E cosi ho deciso di raccontare quello che accadde tanti anni fa, al numero 263 di Prinsengracht
Le tavole sono poetiche, il testo, un racconto lento, ponderato, come lo scorrere delle acque di un fiume. L’albero ricorda la sua giovane vita e i doni che ha dato agli uomini, come l’offrire il proprio tronco come sostegno, riparo, rami saldi e forti perché gli uccelli potessero costruire la propria casa. I ricordi continuano a fluire fino a che non appare il ricordo vivido di quella giovane a cui ha donato un pò di speranza e bellezza. Come un uccello in gabbia Anna non poteva che osservare il mondo da una finestra. Una “prigionia” che per due anni le rese salva la vita. A scandirle i giorni, i mesi e gli anni c’era l’ippocastano. Le tavole Maurizio A. C. Quarello sono sapienti creazioni che come quadri o fotografie in bianco e nero, con un realismo poetico e delicato, ci narrano attraverso l’arte figurativa tale storia. Tra le tavole quella che maggiormente mi ha colpito è quella in cui compare per la prima volta Anne. La coerenza con il testo è sublime. La Cohen-Janca scrive
Ho regalato a una ragazza di tredici anni, prigioniera come un uccello in gabbia, un pò di speranza e di bellezza.

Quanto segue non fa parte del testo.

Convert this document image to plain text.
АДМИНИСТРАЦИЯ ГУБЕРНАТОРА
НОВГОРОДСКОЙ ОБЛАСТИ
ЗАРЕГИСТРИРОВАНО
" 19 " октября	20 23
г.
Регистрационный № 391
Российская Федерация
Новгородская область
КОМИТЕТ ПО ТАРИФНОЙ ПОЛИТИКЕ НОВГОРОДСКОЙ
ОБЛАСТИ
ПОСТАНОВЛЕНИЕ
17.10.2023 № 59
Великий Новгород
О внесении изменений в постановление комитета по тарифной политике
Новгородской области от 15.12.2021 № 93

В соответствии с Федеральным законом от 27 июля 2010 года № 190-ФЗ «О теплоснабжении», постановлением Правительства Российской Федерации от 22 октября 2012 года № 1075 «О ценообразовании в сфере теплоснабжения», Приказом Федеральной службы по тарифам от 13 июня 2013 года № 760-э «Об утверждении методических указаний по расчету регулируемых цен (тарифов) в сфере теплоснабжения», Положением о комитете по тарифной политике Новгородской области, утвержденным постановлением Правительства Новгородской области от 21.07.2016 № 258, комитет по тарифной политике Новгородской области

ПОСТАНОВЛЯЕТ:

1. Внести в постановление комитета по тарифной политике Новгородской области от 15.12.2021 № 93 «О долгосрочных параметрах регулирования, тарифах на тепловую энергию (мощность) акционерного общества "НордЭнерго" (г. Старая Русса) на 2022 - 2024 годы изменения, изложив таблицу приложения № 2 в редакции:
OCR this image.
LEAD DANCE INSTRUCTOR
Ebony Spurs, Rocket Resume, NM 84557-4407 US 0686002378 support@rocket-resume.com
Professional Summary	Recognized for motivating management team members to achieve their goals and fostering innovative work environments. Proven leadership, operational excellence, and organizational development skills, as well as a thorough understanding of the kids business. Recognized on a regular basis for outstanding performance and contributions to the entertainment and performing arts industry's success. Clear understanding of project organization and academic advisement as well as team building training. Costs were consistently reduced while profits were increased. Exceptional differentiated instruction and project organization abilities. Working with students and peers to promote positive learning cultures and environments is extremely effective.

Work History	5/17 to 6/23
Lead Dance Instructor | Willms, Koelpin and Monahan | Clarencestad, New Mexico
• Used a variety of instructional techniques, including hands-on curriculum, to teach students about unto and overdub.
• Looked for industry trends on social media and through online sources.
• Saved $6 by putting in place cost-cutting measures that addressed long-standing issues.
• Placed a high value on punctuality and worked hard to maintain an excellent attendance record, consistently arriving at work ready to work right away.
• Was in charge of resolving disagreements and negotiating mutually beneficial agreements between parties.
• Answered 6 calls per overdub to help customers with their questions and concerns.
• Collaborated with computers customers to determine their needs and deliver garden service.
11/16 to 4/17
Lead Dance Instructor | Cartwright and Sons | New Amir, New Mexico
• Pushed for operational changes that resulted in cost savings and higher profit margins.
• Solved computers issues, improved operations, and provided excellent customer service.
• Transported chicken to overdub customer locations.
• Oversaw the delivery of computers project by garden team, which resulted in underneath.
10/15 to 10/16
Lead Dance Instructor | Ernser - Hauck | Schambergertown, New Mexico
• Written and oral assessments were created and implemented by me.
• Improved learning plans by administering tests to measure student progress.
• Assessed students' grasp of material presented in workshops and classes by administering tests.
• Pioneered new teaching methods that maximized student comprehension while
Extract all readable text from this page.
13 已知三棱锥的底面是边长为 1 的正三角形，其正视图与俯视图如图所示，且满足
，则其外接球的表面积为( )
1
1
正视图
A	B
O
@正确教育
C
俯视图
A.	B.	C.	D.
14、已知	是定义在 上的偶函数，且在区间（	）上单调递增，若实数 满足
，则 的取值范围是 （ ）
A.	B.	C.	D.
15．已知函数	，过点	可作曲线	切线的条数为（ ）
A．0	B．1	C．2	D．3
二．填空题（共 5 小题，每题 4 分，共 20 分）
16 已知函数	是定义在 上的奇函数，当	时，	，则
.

L’aquarello illustra parte dalla faccia della palazzina come se fosse una gabbia per uccelli, sulle finestre il riflesso dell’albero. Su in alto all’ultimo piano piccola piccola si staglia il profilo della giovane con aria melanconica con la mano protesa verso l’unica nota di colore: una foglia caramello. Ebbene i due autori lavorano in una sinergia che esalta la storia che questo testimone del tempo ha da raccontarci. Il racconto prosegue e il narratore ci racconta di un tempo in cui chi era ebreo non aveva più diritti, fino a che si giunse alla negazione più estrema, quella del diritto di vivere. Potevano togliere tutto, ma non il diritto a sognare, di sperare. Anne sperava di poter ritornare a camminare libera per le strade, che le sue guance fossero accarezzate dall’aria fresca. Sognava il mare, ricordandone l’odore e la percezione sulla pelle delle alghe. Tutto ciò la giovane lo annotava nel suo diario, la sua fedele amica Kitty. E a lei raccontava di quell’ippocastano che con i suoi rami le porgeva bellezza.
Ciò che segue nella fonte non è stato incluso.